Depuis, la Cour de Cassation a admis l'indemnisation des frais d'aménagement du logement et d'un véhicule adapté en raison du handicap (Arrêt du 30 juin 2011).


Par une formule un peu alambiquée, elle semble admettre l'indemnisation du préjudice résultant de la perte des droits à la retraite, consécutif au licenciement (arrêt du 26 octobre 2011).


En revanche, elle s'est prononcée contre l'indemnisation des pertes de gains professionnels résultant de l'accident.


Par quatre arrêts du 4 avril 2012, la Cour de Cassation précise davantage ce qu'est le nouveau champ d'indemnisation des victimes d'une faute inexcusable de l'employeur :


- Elle définit le préjudice sexuel, et souligne qu'il doit être indemnité de façon distincte du préjudice d'agrément : « le préjudice sexuel, qui comprend tous les préjudices touchant à la sphère sexuelle, doit désormais être apprécié distinctement du préjudice d'agrément mentionné à l'article L. 452-3 du code de la sécurité sociale ».


- Le déficit fonctionnel temporaire, défini comme incluant « pour la période antérieure à la date de consolidation, l'incapacité fonctionnelle totale ou partielle ainsi que le temps d'hospitalisation et les pertes de qualité de vie et des joies usuelles de la vie courante durant la maladie traumatique ».


- Elle refuse en revanche l'indemnisation des pertes de gains professionnels, de l'incidence professionnelle de l'incapacité, et du déficit fonctionnel permanent.


- Très important pour les victimes dont l'employeur est en liquidation judiciaire, par exemple, il incombe à la CPAM de faire l'avance de l'ensemble des réparations qui lui sont allouées, sans distinction selon qu'elles correspondent à des chefs de préjudice énumérés à l'article L. 452-3 du code de la sécurité sociale, ou se rapportent à d'autres chefs de préjudice, tels le préjudice sexuel ou le déficit fonctionnel temporaire.

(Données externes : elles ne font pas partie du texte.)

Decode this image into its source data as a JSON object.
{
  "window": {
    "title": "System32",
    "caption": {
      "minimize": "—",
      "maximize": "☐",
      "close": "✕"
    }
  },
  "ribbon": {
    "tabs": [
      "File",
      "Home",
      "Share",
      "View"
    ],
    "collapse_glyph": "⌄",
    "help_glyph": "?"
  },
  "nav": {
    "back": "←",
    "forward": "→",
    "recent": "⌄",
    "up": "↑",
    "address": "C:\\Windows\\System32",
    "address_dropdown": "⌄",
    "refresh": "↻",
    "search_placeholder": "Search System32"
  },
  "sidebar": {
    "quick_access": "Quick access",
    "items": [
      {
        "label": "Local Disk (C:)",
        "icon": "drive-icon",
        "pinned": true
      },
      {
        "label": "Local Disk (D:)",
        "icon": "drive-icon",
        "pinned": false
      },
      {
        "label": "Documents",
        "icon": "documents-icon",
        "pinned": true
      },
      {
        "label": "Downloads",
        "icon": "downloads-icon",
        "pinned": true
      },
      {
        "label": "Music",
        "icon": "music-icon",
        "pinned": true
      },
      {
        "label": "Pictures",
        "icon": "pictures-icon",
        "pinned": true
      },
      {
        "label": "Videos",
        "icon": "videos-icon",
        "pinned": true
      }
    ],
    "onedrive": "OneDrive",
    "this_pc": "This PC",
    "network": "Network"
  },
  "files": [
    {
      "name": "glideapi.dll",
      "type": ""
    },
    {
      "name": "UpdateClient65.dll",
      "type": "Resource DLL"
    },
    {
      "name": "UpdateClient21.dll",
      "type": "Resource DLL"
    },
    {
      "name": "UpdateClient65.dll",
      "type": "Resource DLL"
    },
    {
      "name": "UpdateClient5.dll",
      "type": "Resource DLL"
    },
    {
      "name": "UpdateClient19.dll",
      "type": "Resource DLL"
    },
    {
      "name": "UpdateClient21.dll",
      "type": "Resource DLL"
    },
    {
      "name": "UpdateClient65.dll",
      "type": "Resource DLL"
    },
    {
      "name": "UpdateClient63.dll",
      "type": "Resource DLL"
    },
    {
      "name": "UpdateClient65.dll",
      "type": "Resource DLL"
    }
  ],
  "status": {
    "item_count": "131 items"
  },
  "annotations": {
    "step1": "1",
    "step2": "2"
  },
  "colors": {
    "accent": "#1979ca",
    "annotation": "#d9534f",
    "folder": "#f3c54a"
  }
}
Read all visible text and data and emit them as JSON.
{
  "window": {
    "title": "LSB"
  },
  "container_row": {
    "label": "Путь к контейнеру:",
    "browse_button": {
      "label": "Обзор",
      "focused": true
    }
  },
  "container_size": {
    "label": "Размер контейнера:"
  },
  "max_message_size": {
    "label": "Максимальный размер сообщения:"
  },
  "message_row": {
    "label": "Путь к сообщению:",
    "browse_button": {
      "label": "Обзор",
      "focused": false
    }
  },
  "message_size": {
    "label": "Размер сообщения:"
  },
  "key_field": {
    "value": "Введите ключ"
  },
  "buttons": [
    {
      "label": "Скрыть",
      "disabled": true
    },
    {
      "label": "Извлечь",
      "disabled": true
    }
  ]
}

Dans le communiqué relatifs à ces trois arrêts, la Cour de Cassation précise : « La victime peut prétendre à la réparation de chefs de préjudice qui ne sont pas couverts, en tout ou partie, en application du livre IV du code de la sécurité sociale ». Ceci aura une grande importance pour l'avenir, dans un sens défavorable aux victimes, malheureusement.


* * *


Le droit de l'indemnisation des victimes de la Faute Inexcusable de l'Employeur évolue constamment, et bien des points restent encore à régler.


Une chose est sûre : à notre grand regret, il est à présent certain qu'à moins d'une interventino du législateur, ces victimes ne seront toujours pas indemnisées selon le droit commun.